Déjà vu

Porque la verdad es que «veía» a la muchacha, la veía en las ramas del árbol desnudo, que palpitaban levemente cuando algún gorrión aterido volaba hasta ellas en busca de abrigo; la veía en los ojos de las novillas que salían del establo, y la oía en el balido de los corderos que se cruzaban en mi camino. Era como si toda la creación me hablara de ella, y deseaba, sí, volver a verla, pero también estaba dispuesto a aceptar la idea de no volver a verla jamás, y de no unirme a ella, siempre y cuando pudiese sentir el gozo que me invadía aquella mañana, y tenerla siempre cerca aunque estuviese, por toda la eternidad, lejos de mi. Era, ahora intento comprenderlo, como si el mundo entero, que sin duda, es como un libro escrito por el dedo de Dios, donde cada cosa nos habla de la inmensa bondad de su creador, donde cada criatura es como escritura y espejo de la vida y de la muerte, donde la más humilde rosa se vuelve glosa de nuestro paso por la tierra, como si todo, en suma, sólo me hablase del rostro que apenas había logrado entrever en la olorosa penumbra de la cocina. […] Como embriagado, gozaba de la presencia de la muchacha en las cosas que veía, y, al desearla en ellas, viéndolas, mi deseo se colmaba. Y, sin embargo, en medio de tanta dicha, sentía una especie de dolor, en medio de todos aquellos fantasmas de una presencia, la penosa marca de una ausencia.

El Nombre de la Rosa
Cuarto día. TERCIA
Umberto Eco

Querido Adso,

Siento que tus palabras describen lo que alguna vez viví. Es como si hubieras podido contemplar el lenguaje de mi alma y leer los signos de mi espíritu en un determinado momento mágico de mi vida. Yo también he estado ahí.

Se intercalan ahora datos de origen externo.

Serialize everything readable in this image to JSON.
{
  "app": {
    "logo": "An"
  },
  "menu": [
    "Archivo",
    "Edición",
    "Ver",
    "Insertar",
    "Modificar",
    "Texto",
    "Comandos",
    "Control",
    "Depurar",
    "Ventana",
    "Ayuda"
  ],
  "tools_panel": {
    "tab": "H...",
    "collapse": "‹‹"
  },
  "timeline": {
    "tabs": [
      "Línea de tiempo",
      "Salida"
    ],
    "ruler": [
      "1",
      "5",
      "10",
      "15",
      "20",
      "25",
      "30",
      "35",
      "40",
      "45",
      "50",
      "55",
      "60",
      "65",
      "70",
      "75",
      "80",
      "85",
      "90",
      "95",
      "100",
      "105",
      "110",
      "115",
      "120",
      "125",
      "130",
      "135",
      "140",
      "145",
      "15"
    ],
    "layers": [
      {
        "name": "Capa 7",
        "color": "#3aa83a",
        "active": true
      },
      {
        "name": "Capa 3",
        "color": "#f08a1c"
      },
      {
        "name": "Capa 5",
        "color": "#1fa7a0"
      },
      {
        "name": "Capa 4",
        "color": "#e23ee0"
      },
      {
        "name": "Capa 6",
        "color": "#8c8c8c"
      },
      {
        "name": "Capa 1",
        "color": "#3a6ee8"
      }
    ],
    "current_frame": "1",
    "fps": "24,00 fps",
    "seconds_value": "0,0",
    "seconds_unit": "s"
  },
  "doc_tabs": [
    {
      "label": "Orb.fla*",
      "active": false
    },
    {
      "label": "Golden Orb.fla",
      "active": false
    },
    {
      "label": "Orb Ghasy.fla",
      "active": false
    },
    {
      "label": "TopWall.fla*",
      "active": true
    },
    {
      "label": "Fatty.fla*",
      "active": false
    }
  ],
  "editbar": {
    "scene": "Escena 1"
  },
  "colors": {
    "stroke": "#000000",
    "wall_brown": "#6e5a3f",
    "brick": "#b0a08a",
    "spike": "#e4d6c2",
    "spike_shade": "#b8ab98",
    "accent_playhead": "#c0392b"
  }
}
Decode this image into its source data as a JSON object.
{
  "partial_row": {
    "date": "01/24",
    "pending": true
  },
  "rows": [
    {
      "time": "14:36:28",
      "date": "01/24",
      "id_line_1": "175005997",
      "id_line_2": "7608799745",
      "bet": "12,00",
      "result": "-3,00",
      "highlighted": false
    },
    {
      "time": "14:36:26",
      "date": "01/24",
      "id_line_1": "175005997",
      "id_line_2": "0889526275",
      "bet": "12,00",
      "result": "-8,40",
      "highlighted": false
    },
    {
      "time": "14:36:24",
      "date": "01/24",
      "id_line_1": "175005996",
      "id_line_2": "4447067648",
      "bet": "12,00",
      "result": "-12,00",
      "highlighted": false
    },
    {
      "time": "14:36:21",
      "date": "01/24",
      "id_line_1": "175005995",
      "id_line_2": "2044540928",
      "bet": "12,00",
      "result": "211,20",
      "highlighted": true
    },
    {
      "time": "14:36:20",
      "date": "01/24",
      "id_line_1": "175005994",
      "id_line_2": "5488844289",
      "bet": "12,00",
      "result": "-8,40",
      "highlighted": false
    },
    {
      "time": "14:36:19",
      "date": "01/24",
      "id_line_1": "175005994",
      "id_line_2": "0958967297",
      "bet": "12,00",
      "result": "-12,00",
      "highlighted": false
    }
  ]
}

Creo que lo que describes es una suerte de amor contemplativo que desborda más sutilmente en un ambiente natural… rodeado de arbolitos, con infinidad de insectos de múltiples colores fosforescentes, lleno de lluvia, lleno de calor y de sudor. En mi caso, ese lugar maravilloso, sería la selva. En tu caso, encontraste dulzura en los alrededores de la Abadía.

Me pregunto si es posible encontrar un lugar así de maravilloso en una ciudad como Lima, en esta selva de cemento. ¿Cómo podría encontrar vida en los ciclos artificiales de la rutina citadina? ¿Es posible “amar contemplativamente” aquí? ¿Entiendes mi temor?

Sigo reflexionando sobre este problema y llego a la conclusión de que quizás el quid del asunto no sea el lugar, sino el tiempo… ese momento preciso y oportuno. Porque yo recuerdo, que después de todo, siempre me topaba con arbolitos y petirrojos, incluso en la ciudad… y hasta una vez vi maripositas de color blanco revoloteando en plena berma central de la avenida Garcilazo de la Vega, en el centro de Lima. El espectáculo fue sublime. Mientras las combis avanzaban tediosamente en su interminable recorrido desordenado y ruidoso, yo sentí el silencio y la dulce paz de ver a esas mariposas blancas. Todo se detuvo. Y ya nada más me importó.

Después de todo, eso es el amor contemplativo…Ver al ser amado en todas las cosas y en todas las cosas, amarlo a Él.

¿Uno encuentra las formas, verdad? Claro… si las buscas.